Mira mengangguk lemah.
"Ingatlah kata-kataku dengan baik, katakan pada Cherry bahwa ada seseorang yang merampoknya. Setelah itu tunggulah aku besok malam di meja yang sama!" Ferdian mengucapkan perlahan, dan menatap Mira yang sudah lemah.
"Kamu harus mengingat kata-kata ini dengan baik, percayalah padaku! Kamu tidak akan bisa keluar dari sini begitu saja, jadi berhati-hatilah!" Mira hanya mengangguk. Dia hanya membutuhkan sedikit harapan untuk bisa selamat malam ini. Dan dia akan mencoba mempercayai pria itu.
Ferdian mengenakan topeng itu lagi. Mira terpaku melihat pria botak yang masih pingsan di lantai. Namun tak lama kemudian ia ingat pesan Ferdian untuk segera melaporkan kejadian ini sebagai perampokan sebelum si botak itu bangun. Mira bergegas keluar setelah merapikan pakaiannya yang berantakan karena ulah pria botak itu.
"Dirampok?" Nyonya Cherry menyelidik kearah Mira yang tampak berantakan.
"Periksa kamar itu!" Ia memerintah bawahannya untuk memeriksa kamar itu. Setelah kembali para penjaga itu telah membawa pria botak yang dituntun kedua tangannya.
Sesekali pria itu melirik Mira, yang membuat Mira bergidik ngeri mengingat apa yang telah dilakukannya dikamar tadi.
"Kami tidak pernah mengalami kejadian perampokan seperti ini," ujar wanita itu kepada si botak. "Jadi kamu tahu apa maksudku bukan?"
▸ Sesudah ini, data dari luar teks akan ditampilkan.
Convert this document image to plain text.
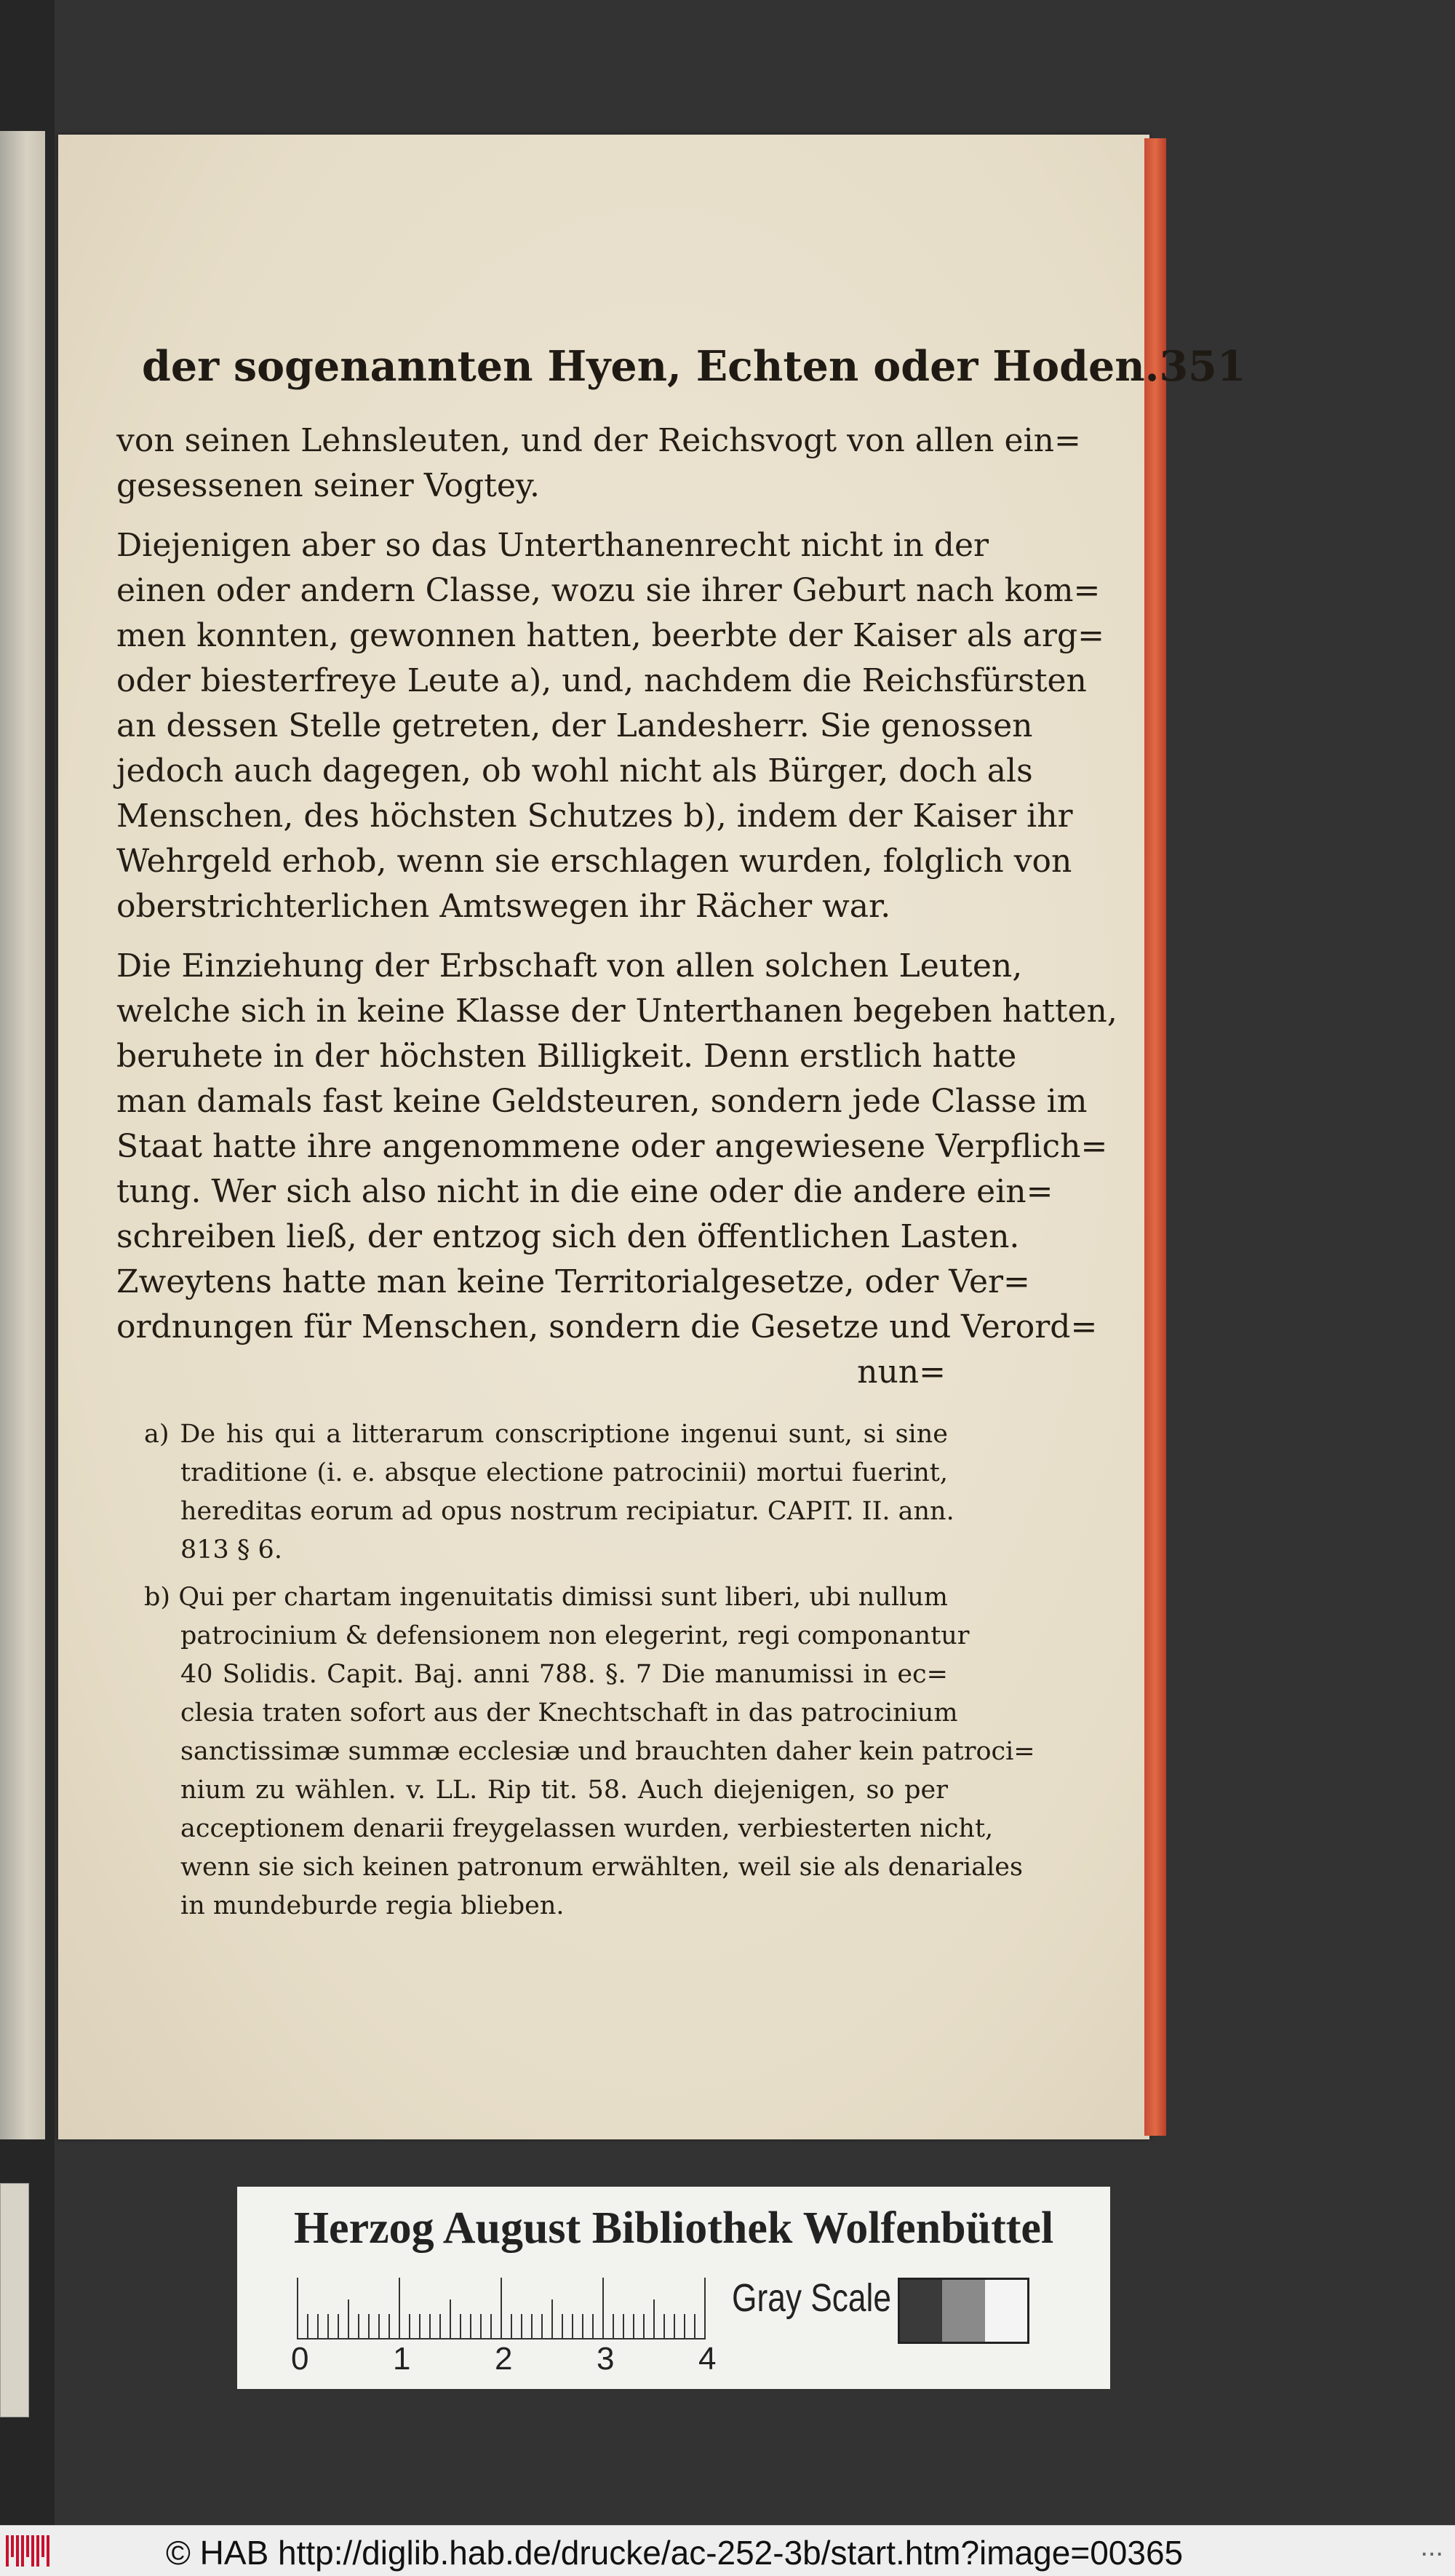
der sogenannten Hyen, Echten oder Hoden. 351
von seinen Lehnsleuten, und der Reichsvogt von allen ein=
gesessenen seiner Vogtey.
Diejenigen aber so das Unterthanenrecht nicht in der
einen oder andern Classe, wozu sie ihrer Geburt nach kom=
men konnten, gewonnen hatten, beerbte der Kaiser als arg=
oder biesterfreye Leute a), und, nachdem die Reichsfürsten
an dessen Stelle getreten, der Landesherr. Sie genossen
jedoch auch dagegen, ob wohl nicht als Bürger, doch als
Menschen, des höchsten Schutzes b), indem der Kaiser ihr
Wehrgeld erhob, wenn sie erschlagen wurden, folglich von
oberstrichterlichen Amtswegen ihr Rächer war.
Die Einziehung der Erbschaft von allen solchen Leuten,
welche sich in keine Klasse der Unterthanen begeben hatten,
beruhete in der höchsten Billigkeit. Denn erstlich hatte
man damals fast keine Geldsteuren, sondern jede Classe im
Staat hatte ihre angenommene oder angewiesene Verpflich=
tung. Wer sich also nicht in die eine oder die andere ein=
schreiben ließ, der entzog sich den öffentlichen Lasten.
Zweytens hatte man keine Territorialgesetze, oder Ver=
ordnungen für Menschen, sondern die Gesetze und Verord=
nun=
a) De his qui a litterarum conscriptione ingenui sunt, si sine
traditione (i. e. absque electione patrocinii) mortui fuerint,
hereditas eorum ad opus nostrum recipiatur. CAPIT. II. ann.
813 § 6.
b) Qui per chartam ingenuitatis dimissi sunt liberi, ubi nullum
patrocinium & defensionem non elegerint, regi componantur
40 Solidis. Capit. Baj. anni 788. §. 7 Die manumissi in ec=
clesia traten sofort aus der Knechtschaft in das patrocinium
sanctissimæ summæ ecclesiæ und brauchten daher kein patroci=
nium zu wählen. v. LL. Rip tit. 58. Auch diejenigen, so per
acceptionem denarii freygelassen wurden, verbiesterten nicht,
wenn sie sich keinen patronum erwählten, weil sie als denariales
in mundeburde regia blieben.
Herzog August Bibliothek Wolfenbüttel
0	1	2	3	4
Gray Scale
© HAB http://diglib.hab.de/drucke/ac-252-3b/start.htm?image=00365	...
Pria botak itu hanya mengangguk.
"Kami akan mengembalikan uang muka yang sudah kamu bayarkan dengan syarat kamu tidak melaporkan kejadian perampokan ini kepada polisi!" Lagi-lagi pria itu mengangguk.
Nyonya Cherry melempar sejumlah uang keatas meja dan pria itupun memungutinya. Sampai pria itu pergi, Mira tetap berdiri ditempat itu.
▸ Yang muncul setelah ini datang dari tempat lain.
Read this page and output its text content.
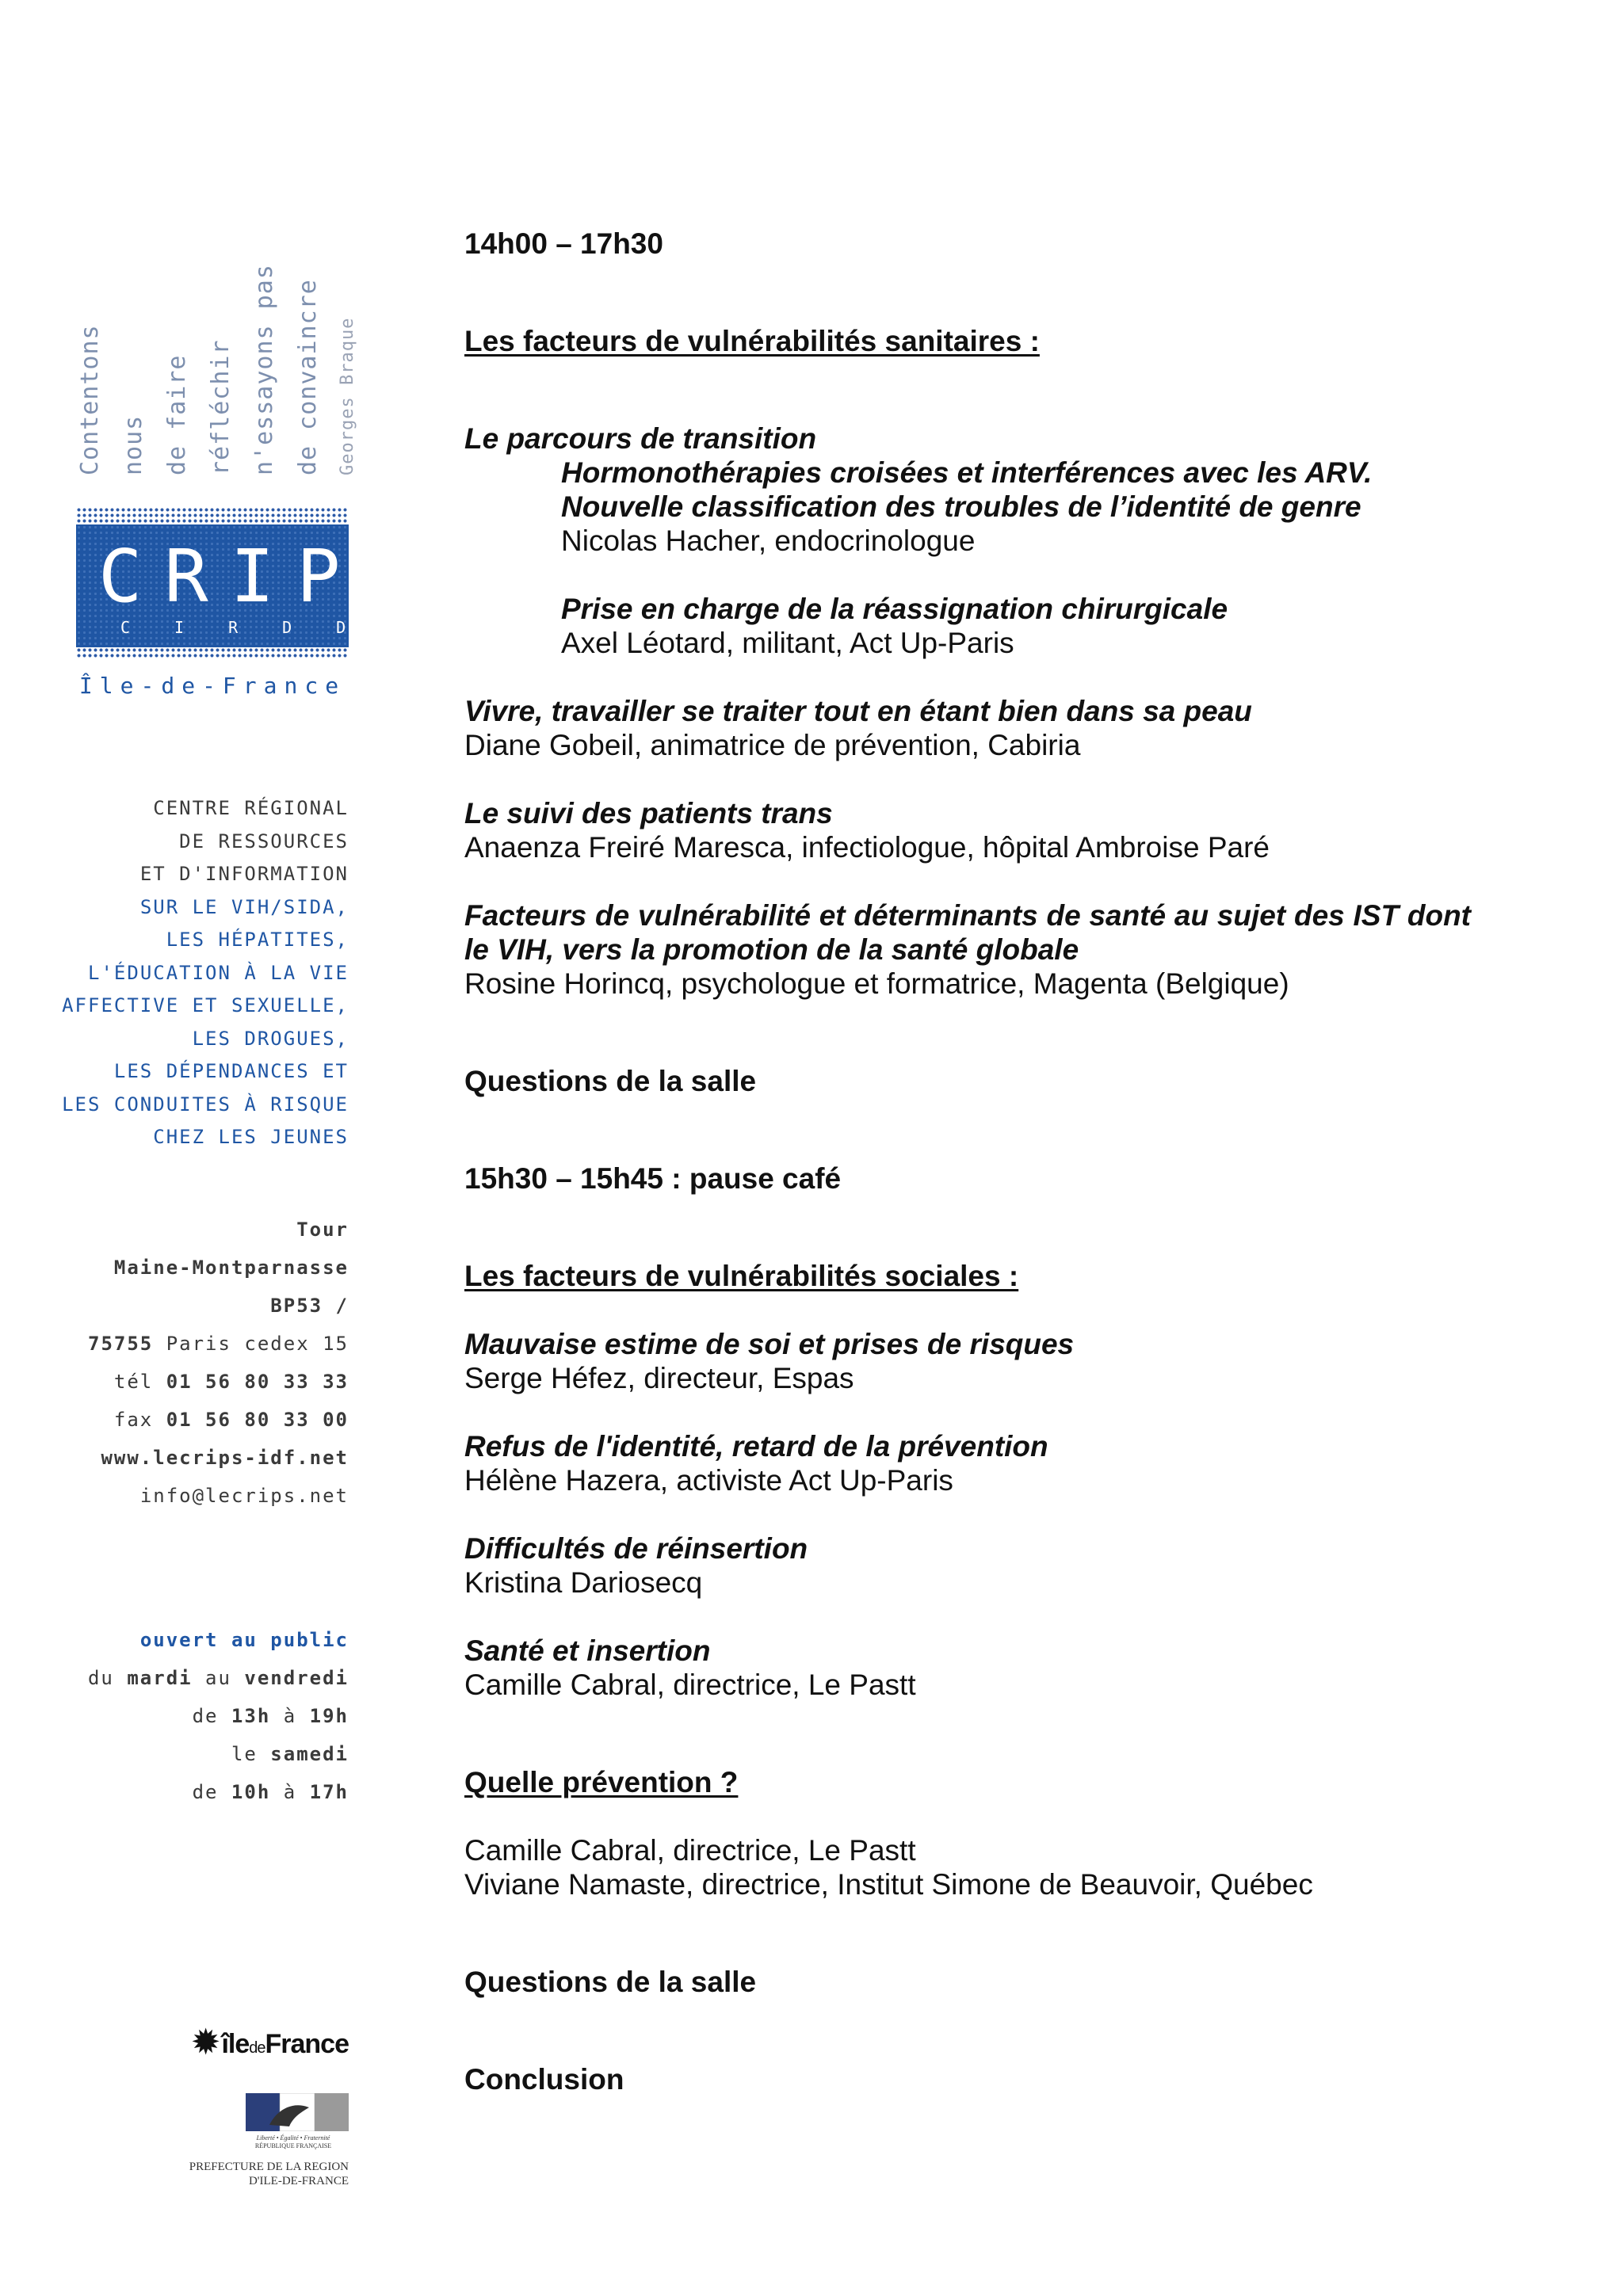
Contentons nous de faire réfléchir n'essayons pas de convaincre Georges Braque
CRIPS
CIRDD
Île-de-France
CENTRE RÉGIONAL
DE RESSOURCES
ET D'INFORMATION
SUR LE VIH/SIDA,
LES HÉPATITES,
L'ÉDUCATION À LA VIE
AFFECTIVE ET SEXUELLE,
LES DROGUES,
LES DÉPENDANCES ET
LES CONDUITES À RISQUE
CHEZ LES JEUNES
Tour
Maine-Montparnasse
BP53 /
75755 Paris cedex 15
tél 01 56 80 33 33
fax 01 56 80 33 00
www.lecrips-idf.net
info@lecrips.net
ouvert au public
du mardi au vendredi
de 13h à 19h
le samedi
de 10h à 17h
✹ îledeFrance
Liberté • Égalité • Fraternité
RÉPUBLIQUE FRANÇAISE
PREFECTURE DE LA REGION
D'ILE-DE-FRANCE

14h00 – 17h30

Les facteurs de vulnérabilités sanitaires :

Le parcours de transition

Hormonothérapies croisées et interférences avec les ARV.

Nouvelle classification des troubles de l’identité de genre

Nicolas Hacher, endocrinologue

Prise en charge de la réassignation chirurgicale

Axel Léotard, militant, Act Up-Paris

Vivre, travailler se traiter tout en étant bien dans sa peau

Diane Gobeil, animatrice de prévention, Cabiria

Le suivi des patients trans

Anaenza Freiré Maresca, infectiologue, hôpital Ambroise Paré

Facteurs de vulnérabilité et déterminants de santé au sujet des IST dont le VIH, vers la promotion de la santé globale

Rosine Horincq, psychologue et formatrice, Magenta (Belgique)

Questions de la salle

15h30 – 15h45 : pause café

Les facteurs de vulnérabilités sociales :

Mauvaise estime de soi et prises de risques

Serge Héfez, directeur, Espas

Refus de l'identité, retard de la prévention

Hélène Hazera, activiste Act Up-Paris

Difficultés de réinsertion

Kristina Dariosecq

Santé et insertion

Camille Cabral, directrice, Le Pastt

Quelle prévention ?

Camille Cabral, directrice, Le Pastt

Viviane Namaste, directrice, Institut Simone de Beauvoir, Québec

Questions de la salle

Conclusion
Nyonya Cherry lalu mendekati Mira. Menyentuh wajah Mira yang tertunduk
"Kamu baik-baik saja bukan? Apakah dia telah melakukan sesuatu kepadamu?" Mira menggeleng. Wanita jahat ini sungguh menanyakan apakah dirinya baik-baik saja? Bahkan dengan suaranya yang lembut. Tak tahukah dia bahwa dirinya hampir saja mati ketakutan kalau saja bukan karena Ferdian yang menolongnya. Dasar Munafik! Umpat Mira dalam hati.
"Kamu sungguh bernilai, jadi kamu tidak usah khawatir tidak mendapatkan uang." Ia berjalan memutari Mira, persis memutari sebuah karya seni.
Mira hanya mengingat Ferdian. Ia ingin percaya pria itu akan melakukan sesuatu untuknya.
###
"Apakah benar kalian dirampok?" Lilis antusias ingin mendengar cerita yang sebenarnya dari Mira.Mira mengangguk.
"Aneh sekali, bukankah penjaga ada dimana-mana? Tapi bagaimana bisa tidak ketahuan?"
"Entahlah Lis, aku cuma orang baru disini."
"Dan kamu melihat bagaimana perampok itu mengambil seluruh uangnya?" Mira manggut-manggut.
"Padahal pak Bobby adalah pelanggan lama yang selalu membayar mahal," keluh Lilis.
"Sudah berapa lama kamu melakukan hal semacam ini?" tanya Mira kepada Lilis.
Lilis membalikkan badannya dan menghadap kearah Mira." Aku? Hemmm, mungkin tiga tahun, sejak umurku tujuh belas tahun," jawabnya santai.
"Kamu sungguh menyukainya?" Mira sangat penasaran. Tapi Lilis cepat menggeleng.
"Akan tetapi aku lebih tidak suka jika menjadi miskin dan kelaparan"
Mira merinding, kenapa tiba-tiba hidupnya mendengar hal-hal seperti ini? Apakah dirinya sejenis pelac*r? Sejenis wanita malam? Ya Tuhan...Air matanya mengalir perlahan.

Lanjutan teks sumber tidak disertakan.